Melrose, the UK-listed engineering group, is on the lookout for more deals after its latest acquisition showed early signs of transformation.
The company buys up and improves underperforming manufacturing businesses and then sells them on, in a model likened to private equity.
Last summer Melrose snapped up the US-based company Nortek, which makes kitchen oven hoods and extractor fans, in a £2.2bn transaction following the Brexit referendum.
Management said that the business had achieved an increase to underlying operating profit of 35 per cent in the same four month period as a year earlier, while debt levels were also reduced.
It came as Melrose’s revenue more than tripled in 2016, as a result of the acquisition, to £889.3m.
On a statutory basis, there was a pre-tax loss of £69.3m, which it put down to acquisition and non-trading costs. More than £50m was also expended on restructuring, some £23m on equity-settled compensation scheme charges, alongside some other accounting charges.

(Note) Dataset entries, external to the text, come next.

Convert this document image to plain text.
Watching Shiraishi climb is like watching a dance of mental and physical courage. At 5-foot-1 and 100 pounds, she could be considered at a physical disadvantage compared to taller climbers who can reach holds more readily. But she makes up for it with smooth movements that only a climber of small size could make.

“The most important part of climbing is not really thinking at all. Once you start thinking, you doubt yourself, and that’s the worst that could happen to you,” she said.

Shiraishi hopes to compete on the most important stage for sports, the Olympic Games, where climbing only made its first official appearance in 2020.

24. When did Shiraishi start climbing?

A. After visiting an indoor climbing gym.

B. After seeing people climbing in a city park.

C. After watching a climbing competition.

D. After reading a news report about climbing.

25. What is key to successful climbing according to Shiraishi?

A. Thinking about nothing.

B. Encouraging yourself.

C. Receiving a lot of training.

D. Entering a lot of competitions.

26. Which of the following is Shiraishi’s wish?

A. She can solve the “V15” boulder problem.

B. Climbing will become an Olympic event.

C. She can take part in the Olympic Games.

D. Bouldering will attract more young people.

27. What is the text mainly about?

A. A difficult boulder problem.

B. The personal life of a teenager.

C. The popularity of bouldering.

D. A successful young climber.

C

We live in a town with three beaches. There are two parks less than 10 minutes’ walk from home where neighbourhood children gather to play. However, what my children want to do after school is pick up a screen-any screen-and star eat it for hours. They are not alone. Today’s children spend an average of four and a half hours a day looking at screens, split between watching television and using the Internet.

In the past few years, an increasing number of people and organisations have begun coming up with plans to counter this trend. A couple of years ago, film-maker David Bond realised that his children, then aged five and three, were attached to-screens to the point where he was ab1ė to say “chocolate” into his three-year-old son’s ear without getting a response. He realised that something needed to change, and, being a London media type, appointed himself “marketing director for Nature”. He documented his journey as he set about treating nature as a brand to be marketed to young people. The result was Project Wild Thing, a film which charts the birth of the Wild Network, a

But on an underlying level, which strips out these one-off costs and is preferred by the company as a measure of performance, pre-tax profit was £96.4m, up from £2.4m the year prior.
The company said its 2016 financial results had “exceeded market expectations”.
However, its other main business, the turbogenerator manufacturer Brush, was “still experiencing adverse trading headwinds”.
Melrose typically funds its deals through raising equity from shareholders, using conservative levels of debt financing to complete the balance. It tapped investors for £1.6bn last year to back the Nortek acquisition.
A final dividend of 1.9p per share was proposed, compared to 0.5p a year ago.